Схватя и унеся поскорее бумаги из опасения, чтобы Максим Максимыч не раскаялся, наш автор собрался в дорогу; он уже надел шапку, как штабс-капитан вошел… Но нет, воля ваша! а уж надо проститься с Максимом Максимычем как следует, то есть не прежде, как выслушав его последнее слово… Что делать? есть такие люди, с которыми, раз познакомившись, век бы не расстался…
– А вы, Максим Максимыч, разве не едете?
– Нет-с.
– А что так?
– Да я еще коменданта не видал, а мне надо сдать кой-какие казенные вещи…
– Да ведь вы же были у него?
– Был, конечно, – сказал он, заминаясь, – да его дома не было… а я не дождался…
Я понял его: бедный старик, в первый раз отроду, может быть, бросил дела службы для собственной надобности, говоря языком бумажным, – и как же он был награжден!
– Очень жаль, – сказал я ему, – очень жаль, Максим Максимыч, что нам до срока надо расстаться.
– Где нам, необразованным старикам, за вами гоняться!., вы молодежь светская, гордая: еще покамест под черкесскими пулями, так вы туда-сюда… а после встретитесь, так стыдитесь и руку протянуть нашему брату.
– Я не заслужил этих упреков, Максим Максимыч.
– Да я, знаете, так, к слову говорю; а впрочем, желаю вам всякого счастия и веселой дороги.
Засим они довольно сухо расстались; но вы, любезный читатель, верно, не сухо расстались с этим старым младенцем, столь добрым, столь милым, столь человечным и столь неопытным во всем, что выходило за тесный кругозор его понятий и опытности?
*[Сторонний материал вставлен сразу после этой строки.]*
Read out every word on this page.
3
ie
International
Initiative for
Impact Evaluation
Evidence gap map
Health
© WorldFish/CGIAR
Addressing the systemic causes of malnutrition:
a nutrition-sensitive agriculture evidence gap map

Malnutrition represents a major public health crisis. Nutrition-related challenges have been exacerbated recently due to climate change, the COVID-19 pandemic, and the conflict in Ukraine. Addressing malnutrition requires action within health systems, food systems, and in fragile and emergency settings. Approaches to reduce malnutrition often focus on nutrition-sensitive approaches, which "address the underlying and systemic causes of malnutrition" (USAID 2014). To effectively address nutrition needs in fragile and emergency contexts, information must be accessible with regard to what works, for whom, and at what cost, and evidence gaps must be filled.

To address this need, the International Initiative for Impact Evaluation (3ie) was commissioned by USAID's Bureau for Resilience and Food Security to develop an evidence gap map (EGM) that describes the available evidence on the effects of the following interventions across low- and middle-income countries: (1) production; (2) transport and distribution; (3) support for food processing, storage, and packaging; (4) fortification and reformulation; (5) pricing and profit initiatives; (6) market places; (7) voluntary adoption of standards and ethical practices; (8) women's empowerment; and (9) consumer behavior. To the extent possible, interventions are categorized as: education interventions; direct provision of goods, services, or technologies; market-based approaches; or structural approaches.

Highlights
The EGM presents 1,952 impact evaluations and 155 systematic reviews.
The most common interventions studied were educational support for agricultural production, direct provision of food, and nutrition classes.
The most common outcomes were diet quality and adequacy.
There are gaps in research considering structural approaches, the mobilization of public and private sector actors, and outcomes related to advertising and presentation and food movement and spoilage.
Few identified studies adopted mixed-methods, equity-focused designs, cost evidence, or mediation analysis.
Не правда ли, вы так свыклись с ним, так полюбили его, что никогда уже не забудете его, а если встретите – под грубою наружностию, под корою зачерствелости от трудной и скудной жизни – горячее сердце, под простою, мещанскою речью – теплоту души, то, верно, скажете: «Это Максим Максимыч»?.. И дай Бог вам поболее встретить, на пути вашей жизни, Максимов Максимычей!..
И вот мы рассмотрели две части романа – «Бэлу» и «Максима Максимыча»: каждая из них имеет свою особность и замкнутость, почему каждая и оставляет в душе читателя такое полное, целостное и глубокое впечатление. Героев той и другой повести мы видели в торжественнейших положениях их жизни и коротко их знаем. Первая – повесть; вторая – эскиз характера, и каждая равно полна и удовлетворительна, ибо в каждой поэт умел исчерпать все ее содержание и в типических чертах вывести вовне все внутреннее, крывшееся в ней как возможность. Что нам за нужда, что во второй нет романического содержания, что она представляет собою не жизнь, а отрывок из жизни человека? Но если в этом отрывке – весь человек, то чего же больше. Поэт хотел изобразить характер и превосходно успел в этом: его Максим Максимыч может употребляться не как собственное, но как нарицательное имя, наравне с Онегиными, Ленскими, Зарецкими, Иванами Ивановичами, Никифорами Ивановичами, Афанасиями Ивановичами, Чацкими, Фамусовыми и пр. Мы познакомились с ним еще в «Бэле» и больше уже не увидимся. Но в обеих этих повестях мы видели еще одно лицо, с которым, однако ж, незнакомы. Это таинственное лицо не есть герой этих повестей, но без него не было бы этих повестей: он герой романа, которого эти две повести только части. Теперь пора нам с ним познакомиться, и уже не через посредство других лиц, как прежде: все они его не понимают, как мы уже видели; равным образом, и не через поэта, который хоть и один виноват в нем, но умывает в нем руки, а через его же самого: мы готовимся читать его записки. Поэт написал от себя предисловие только к запискам Печорина. Это предисловие составляет род главы романа, как его существеннейшая часть, но, несмотря на то, мы возвратимся к нему после, когда будем говорить о характере Печорина, а теперь прямо приступим к «запискам».